En el techo colgando, tiras de un papel enrollado pegajoso llenos de moscas y en el mostrador, platillos como con azúcar llenos de lo mismo. Ya no hay moscas como las de antes, eran inteligentes, pertinaces, vamos, cojoneras. Por eso en las mejores mesas camillas, no faltaba el matamoscas o el fu-fri  como llamábamos al DDT.


En el mostrador, el surtidor de aceite que, si tenías la suerte de verlo funcionar, era una maravilla, subiendo y bajando los émbolos.


El suelo lleno de sacos con el embozo vuelto enseñando garbanzos, judías, arroz, lentejas, harina etc. etc. 
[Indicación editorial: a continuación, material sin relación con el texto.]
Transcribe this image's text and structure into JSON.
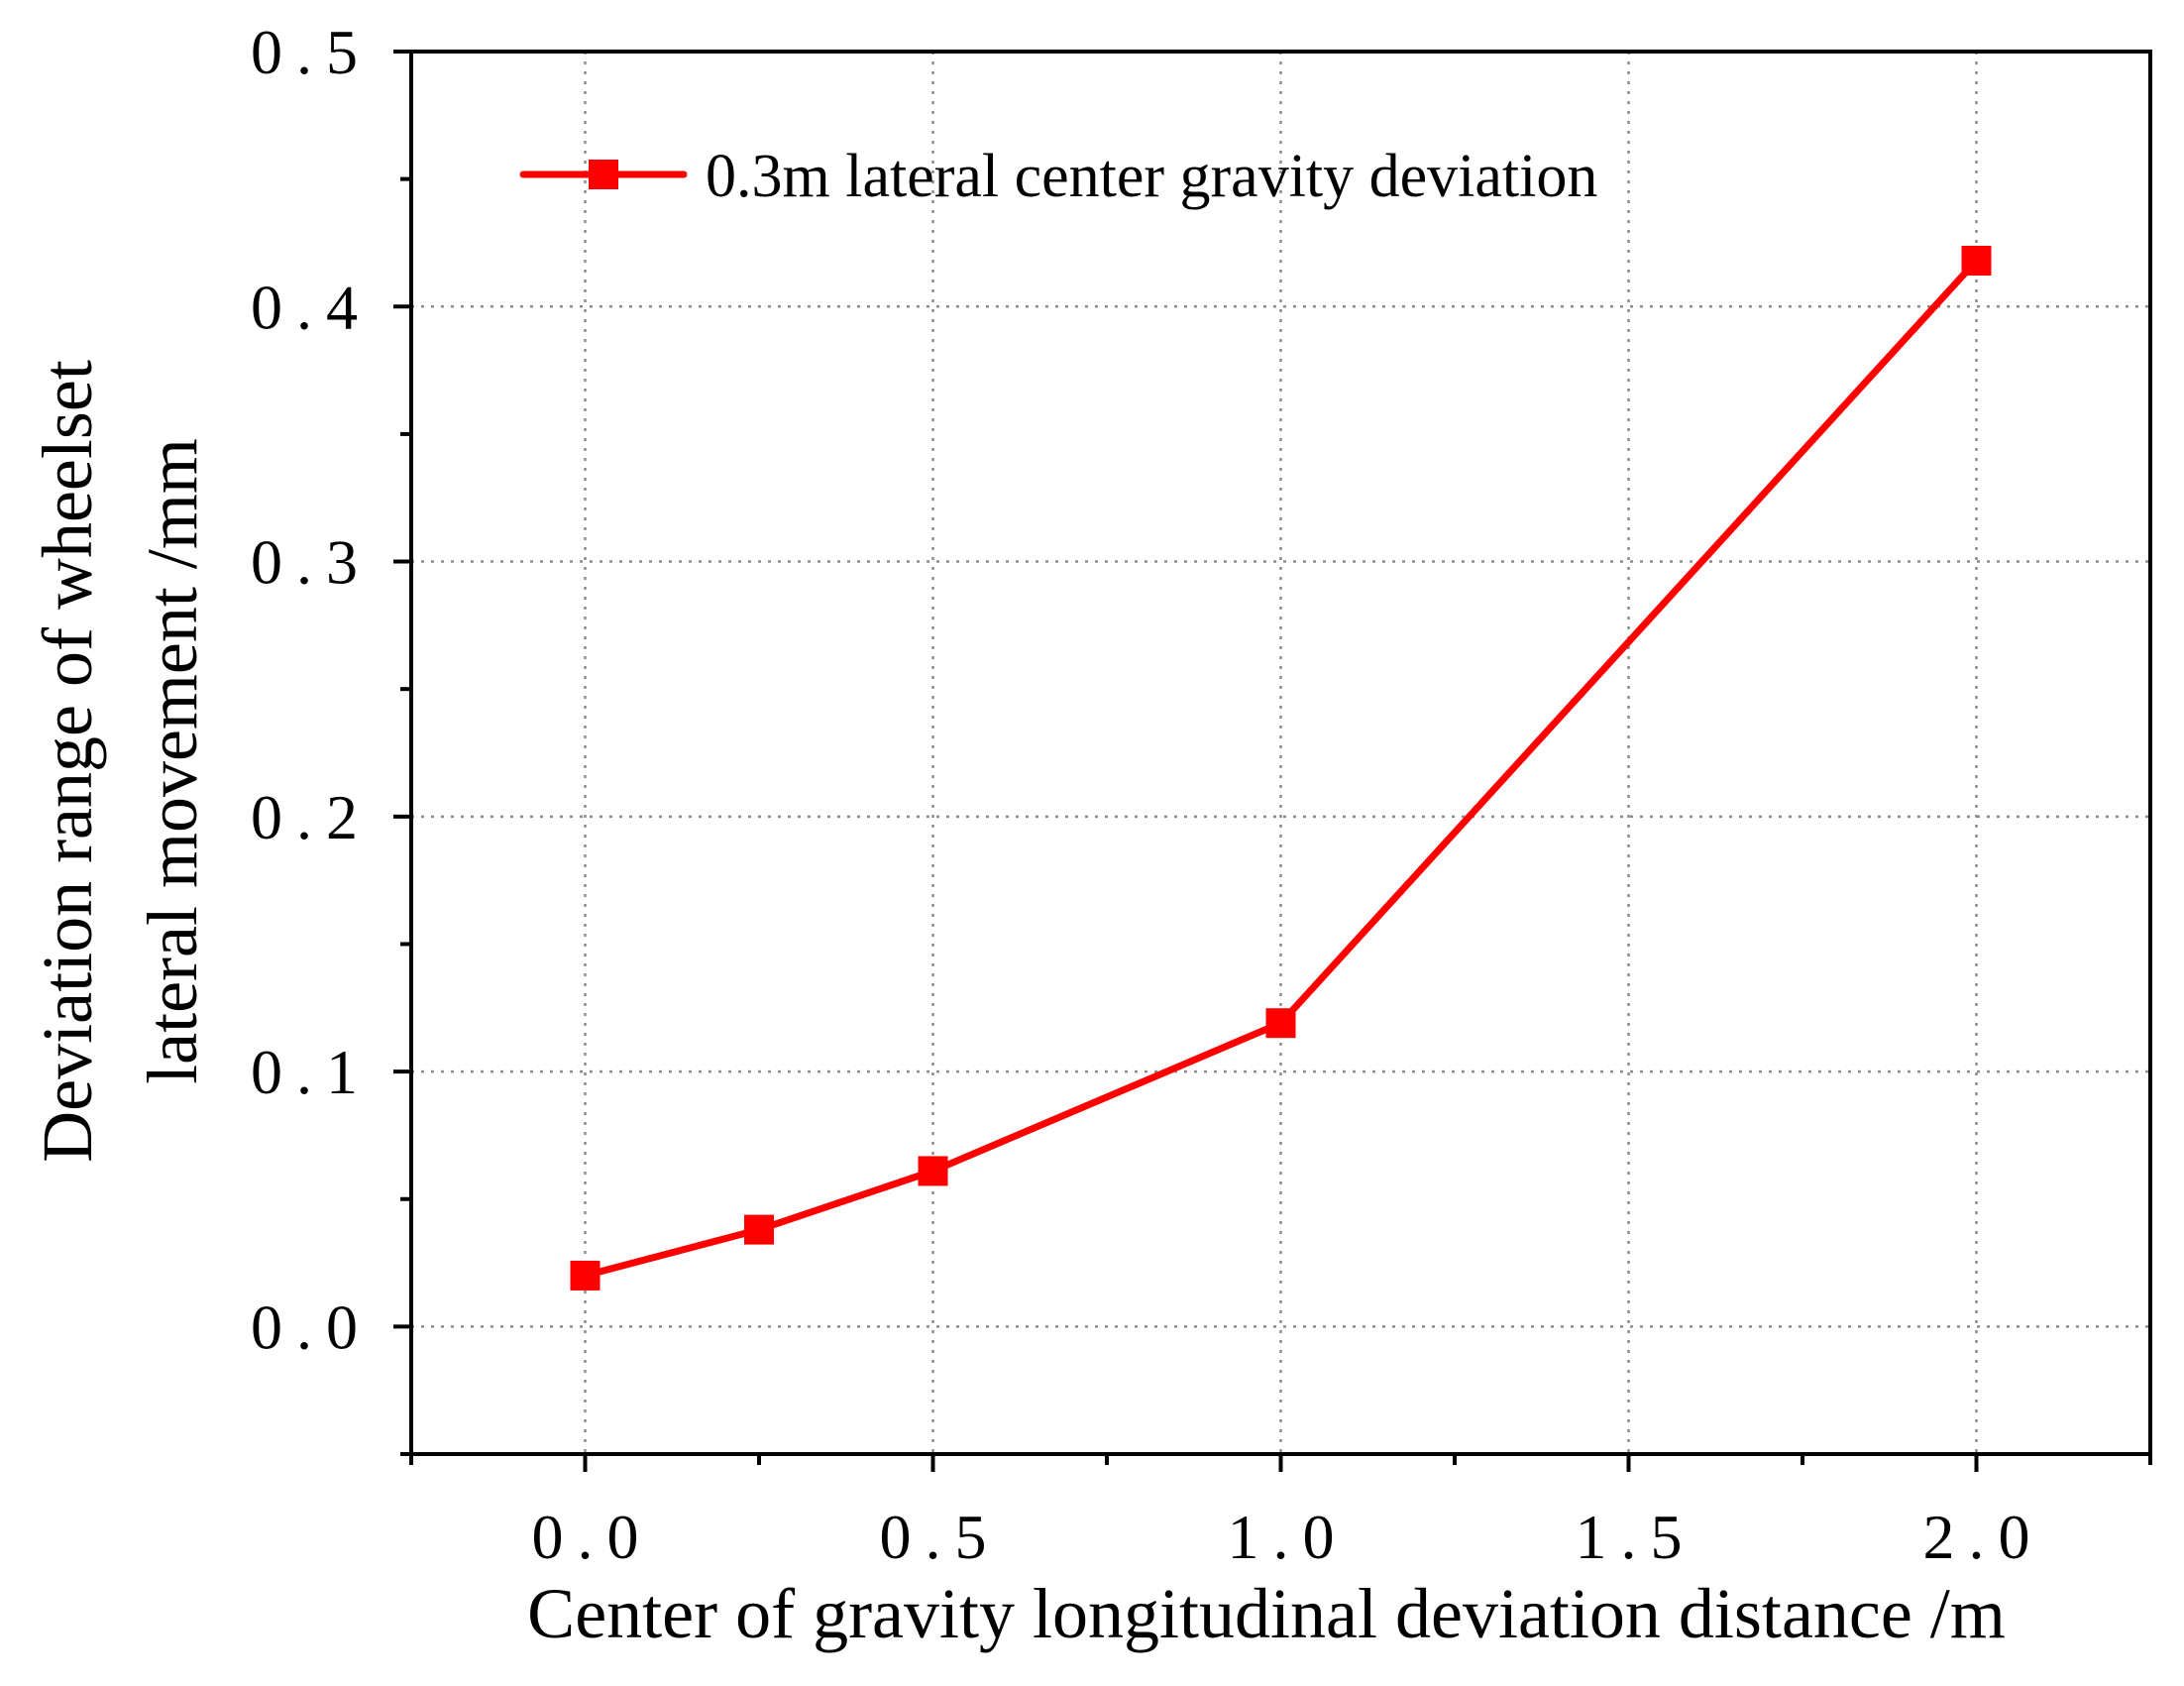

Entregabas el sifón vacío al orondo y sudoroso tendero y él te daba otro de la fábrica Loreto de Talavera de la Reina, que sacaba de una caja que tenía al fondo tras una tela de saco como cortina.


El colmado era como un castillo por descubrir, debía de tener muchos secretos y tesoros, sin hablar de los dulces y caramelos que se veían a simple vista.


En el pueblo los niños no llevábamos dinero nunca, todo se apuntaba, ya vendrá mi madre, al final de la semana vendrá mi padre. Así era imposible sisar, dependíamos de la generosidad del tendero, que era poca.


Costaba salir otra vez a la carretera, pues la Nacional V atravesaba el pueblo y el asfalto se reblandecía, olía como a brea, como si lo acabaran de poner. A veces cuando el calor era infernal, te echabas un trago a presión y otro por la cabeza, y cuando entrabas en casa lo dejabas corriendo en la fresquera y te ibas al patio.


Se comía en la cocina, porque era el sitio más fresco de la casa de muros de adobe y a la entrada, en una cantarera teníamos una tinaja de agua, tapada con una madera y encima un cacillo desportillado de uso común y estaba siempre fría.


Éramos cinco hermanos y nos daban nuestros padres una peseta por el domingo y con ese dineral, pocas cosas se podían comprar, el chicle Bazooka ya costaba dos reales y un cubilete de pipas otros dos, por eso poníamos a secar las pepitas del melón y de la sandía al sol y cuando podíamos también las de la calabaza. Entonces con los dos reales o te tomabas una leche merengada o un polo, que era completamente artesanal.


El pipero rascaba con una rasqueta con forma de cajón alargado un bloque de hielo y cuando le daba forma y le ponía un palo preguntaba si lo querías de fresa o de menta y entonces de unas botellas esparcía el líquido por la superficie.